Combining Operators: Real-World Example
Let’s implement a simple permission system using bit flags:
(defun perm-read () 1) ; #b001
(defun perm-write () 2) ; #b010
(defun perm-execute () 4) ; #b100
(defun grant-permission (current perm)
"Grant a permission."
(bor current perm))
(defun revoke-permission (current perm)
"Revoke a permission."
(band current (bnot perm)))
(defun has-permission? (permissions perm)
"Check if permission is granted."
(=:= perm (band permissions perm)))
(defun describe-permissions (perms)
"Human-readable permission description."
(let ((r (if (has-permission? perms (perm-read)) "r" "-"))
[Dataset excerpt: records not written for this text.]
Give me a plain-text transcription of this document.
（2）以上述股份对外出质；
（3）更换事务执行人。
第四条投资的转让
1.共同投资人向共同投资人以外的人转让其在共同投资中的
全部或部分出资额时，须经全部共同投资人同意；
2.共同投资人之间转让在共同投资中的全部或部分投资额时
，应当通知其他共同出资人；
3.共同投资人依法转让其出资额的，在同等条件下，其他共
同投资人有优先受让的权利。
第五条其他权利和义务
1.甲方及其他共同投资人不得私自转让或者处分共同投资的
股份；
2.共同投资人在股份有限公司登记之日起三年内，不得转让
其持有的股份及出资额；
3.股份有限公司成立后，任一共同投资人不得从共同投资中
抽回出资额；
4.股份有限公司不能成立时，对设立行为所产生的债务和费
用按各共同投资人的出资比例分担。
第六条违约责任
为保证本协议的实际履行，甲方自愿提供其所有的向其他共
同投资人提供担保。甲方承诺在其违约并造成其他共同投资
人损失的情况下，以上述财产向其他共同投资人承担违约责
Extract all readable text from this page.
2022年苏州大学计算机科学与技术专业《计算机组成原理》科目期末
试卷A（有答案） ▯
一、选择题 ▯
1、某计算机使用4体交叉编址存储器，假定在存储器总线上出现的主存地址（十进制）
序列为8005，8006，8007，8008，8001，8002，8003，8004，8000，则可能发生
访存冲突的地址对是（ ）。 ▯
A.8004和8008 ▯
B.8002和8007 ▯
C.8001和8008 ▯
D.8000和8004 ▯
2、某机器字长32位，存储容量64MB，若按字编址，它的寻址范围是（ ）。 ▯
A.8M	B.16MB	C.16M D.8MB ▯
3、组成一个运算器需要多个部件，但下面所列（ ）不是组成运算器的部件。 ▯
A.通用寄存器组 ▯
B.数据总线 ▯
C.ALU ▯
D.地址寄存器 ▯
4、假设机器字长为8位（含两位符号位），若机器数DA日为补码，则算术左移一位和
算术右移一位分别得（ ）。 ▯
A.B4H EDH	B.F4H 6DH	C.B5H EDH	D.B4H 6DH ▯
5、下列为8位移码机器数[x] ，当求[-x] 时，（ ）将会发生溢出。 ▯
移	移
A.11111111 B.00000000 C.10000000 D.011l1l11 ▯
(w (if (has-permission? perms (perm-write)) "w" "-"))
(x (if (has-permission? perms (perm-execute)) "x" "-")))
(++ r w x)))
Testing:
lfe> (let* ((p0 0)
(p1 (grant-permission p0 (perm-read)))
(p2 (grant-permission p1 (perm-write)))
(p3 (grant-permission p2 (perm-execute)))
(p4 (revoke-permission p3 (perm-write))))
(list (describe-permissions p0)
(describe-permissions p1)
(describe-permissions p2)
(describe-permissions p3)
(describe-permissions p4)))
("---" "r--" "rw-" "rwx" "r-x")
This permission system is both space-efficient (3 bits vs. 3 booleans) and fast (bit operations are among the fastest CPU instructions).